The only biblio-story making any waves at all today is this one, a Gawker report that a U.S. publisher (thus far unidentified) posted an ad on the LA Craigslist site seeking "ghost-signers" - fourteen people to sign "copies of a newly released book on behalf of the authors. You will need to be able to copy the look and style of both author's [sic] signatures." They'll pay $25 per 200 books signed.
Ian says "It used to be that you could at least count on publisher's signed copies to be legit...oh well." He also notes that the Guardian picked up the story. Richard Davies at Reading Copy adds "That’s a nice, easy life for those two authors - no aching wrists or mindnumbing boredom of signing book after book after book. On the secondhand and rare book market, any book advertised as signed by the author but in fact signed by someone else is basically fraud. I’m sure buyers and booksellers will not be happy about this development."
It's not basically fraud, it is fraud. Or sanctioned forgery, as Michael Lieberman so nicely puts it.

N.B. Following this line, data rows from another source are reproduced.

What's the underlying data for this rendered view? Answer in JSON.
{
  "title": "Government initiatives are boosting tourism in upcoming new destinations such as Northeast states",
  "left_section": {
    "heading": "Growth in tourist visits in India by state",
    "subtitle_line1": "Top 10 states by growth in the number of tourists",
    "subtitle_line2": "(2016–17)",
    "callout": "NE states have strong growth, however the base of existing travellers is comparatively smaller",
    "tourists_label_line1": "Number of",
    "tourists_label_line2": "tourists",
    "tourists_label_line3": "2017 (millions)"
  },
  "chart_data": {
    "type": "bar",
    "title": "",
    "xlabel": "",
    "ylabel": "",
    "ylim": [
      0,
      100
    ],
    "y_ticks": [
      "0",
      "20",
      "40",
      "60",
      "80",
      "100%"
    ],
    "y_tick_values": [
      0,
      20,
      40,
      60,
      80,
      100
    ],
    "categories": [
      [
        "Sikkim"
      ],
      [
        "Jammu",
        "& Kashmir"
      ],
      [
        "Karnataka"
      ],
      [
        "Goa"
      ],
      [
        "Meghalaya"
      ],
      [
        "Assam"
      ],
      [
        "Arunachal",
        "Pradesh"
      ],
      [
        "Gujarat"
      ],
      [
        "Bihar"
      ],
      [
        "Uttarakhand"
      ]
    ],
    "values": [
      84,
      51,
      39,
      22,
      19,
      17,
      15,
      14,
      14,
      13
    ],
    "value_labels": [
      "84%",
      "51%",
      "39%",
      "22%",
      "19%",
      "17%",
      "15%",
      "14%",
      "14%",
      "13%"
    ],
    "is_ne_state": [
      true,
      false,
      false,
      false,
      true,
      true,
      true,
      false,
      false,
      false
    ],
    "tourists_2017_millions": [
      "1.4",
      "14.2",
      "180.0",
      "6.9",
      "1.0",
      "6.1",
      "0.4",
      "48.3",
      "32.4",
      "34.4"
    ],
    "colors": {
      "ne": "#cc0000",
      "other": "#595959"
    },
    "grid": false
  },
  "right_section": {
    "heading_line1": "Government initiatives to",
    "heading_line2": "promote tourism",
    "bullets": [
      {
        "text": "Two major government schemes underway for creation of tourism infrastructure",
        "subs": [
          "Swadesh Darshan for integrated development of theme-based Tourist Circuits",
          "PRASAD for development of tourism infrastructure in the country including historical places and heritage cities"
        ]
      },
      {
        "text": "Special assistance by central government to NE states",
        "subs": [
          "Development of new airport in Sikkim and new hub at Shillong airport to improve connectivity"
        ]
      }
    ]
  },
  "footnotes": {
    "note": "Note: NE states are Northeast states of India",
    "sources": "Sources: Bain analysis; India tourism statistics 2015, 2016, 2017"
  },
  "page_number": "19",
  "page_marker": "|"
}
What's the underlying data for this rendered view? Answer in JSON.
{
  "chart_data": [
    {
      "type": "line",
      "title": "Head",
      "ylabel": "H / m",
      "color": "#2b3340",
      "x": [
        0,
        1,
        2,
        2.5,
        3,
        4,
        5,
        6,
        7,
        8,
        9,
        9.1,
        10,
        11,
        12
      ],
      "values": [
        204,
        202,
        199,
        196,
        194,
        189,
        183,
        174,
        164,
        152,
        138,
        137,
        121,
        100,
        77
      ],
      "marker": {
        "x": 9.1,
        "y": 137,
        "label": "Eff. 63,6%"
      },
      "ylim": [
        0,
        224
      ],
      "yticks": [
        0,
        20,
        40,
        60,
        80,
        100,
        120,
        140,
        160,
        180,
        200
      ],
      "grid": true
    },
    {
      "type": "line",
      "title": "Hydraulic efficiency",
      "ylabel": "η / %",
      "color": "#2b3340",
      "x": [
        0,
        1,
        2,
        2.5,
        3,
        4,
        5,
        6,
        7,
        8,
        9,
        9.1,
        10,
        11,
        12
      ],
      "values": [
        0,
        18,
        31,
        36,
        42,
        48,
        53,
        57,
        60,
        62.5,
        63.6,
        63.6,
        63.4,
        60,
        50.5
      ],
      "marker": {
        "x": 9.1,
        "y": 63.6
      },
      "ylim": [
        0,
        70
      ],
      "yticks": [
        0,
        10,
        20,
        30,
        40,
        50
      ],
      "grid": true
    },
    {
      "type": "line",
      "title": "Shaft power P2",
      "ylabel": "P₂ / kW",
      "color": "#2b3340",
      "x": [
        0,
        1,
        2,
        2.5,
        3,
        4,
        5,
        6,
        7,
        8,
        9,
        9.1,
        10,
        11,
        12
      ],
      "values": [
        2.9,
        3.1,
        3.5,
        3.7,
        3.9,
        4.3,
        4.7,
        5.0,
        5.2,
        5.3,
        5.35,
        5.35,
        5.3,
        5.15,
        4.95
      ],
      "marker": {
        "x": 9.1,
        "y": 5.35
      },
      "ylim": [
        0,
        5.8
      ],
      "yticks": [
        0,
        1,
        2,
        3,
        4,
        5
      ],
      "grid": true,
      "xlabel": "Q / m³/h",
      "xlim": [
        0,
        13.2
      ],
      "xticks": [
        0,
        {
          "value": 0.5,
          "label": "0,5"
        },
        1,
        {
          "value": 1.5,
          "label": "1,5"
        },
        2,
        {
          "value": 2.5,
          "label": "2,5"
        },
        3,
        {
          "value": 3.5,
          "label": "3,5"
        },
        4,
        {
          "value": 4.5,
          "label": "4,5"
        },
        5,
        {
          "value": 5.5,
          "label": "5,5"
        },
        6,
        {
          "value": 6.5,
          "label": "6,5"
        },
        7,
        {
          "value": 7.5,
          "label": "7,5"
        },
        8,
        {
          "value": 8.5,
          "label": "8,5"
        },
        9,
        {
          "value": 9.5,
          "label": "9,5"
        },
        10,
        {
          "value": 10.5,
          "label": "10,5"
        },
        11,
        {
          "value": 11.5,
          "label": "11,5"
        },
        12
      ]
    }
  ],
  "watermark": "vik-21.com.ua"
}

Joyce coins a new term for this "practice": crapple tunnel syndrome. I like it.
Currently the website of the ad agency whose phone number was listed on the posting and the blog of said agency's leader, Nance Rosen, are not functioning. The ad itself is still live, here. The phone number for "details" is (310) 837-0513 - if anybody's reading in the LA area (or not) and wants to give them a call (I just tried, no answer), try to find out what the authors' names are. A prize to the first person who makes the discovery.
[Update: The Exile Bibliophile has some news; he got through to someone: "I just got a very tired young lady on the phone and asked about the position. She said, 'It was a mistake. A big misunderstanding. That project is not going forward.' She said the ad was, or should be, taken down already. I asked which authors it was for, and she said she was not privileged to give out that information. I asked which publisher and got the same answer only more curt." Good sleuthing!]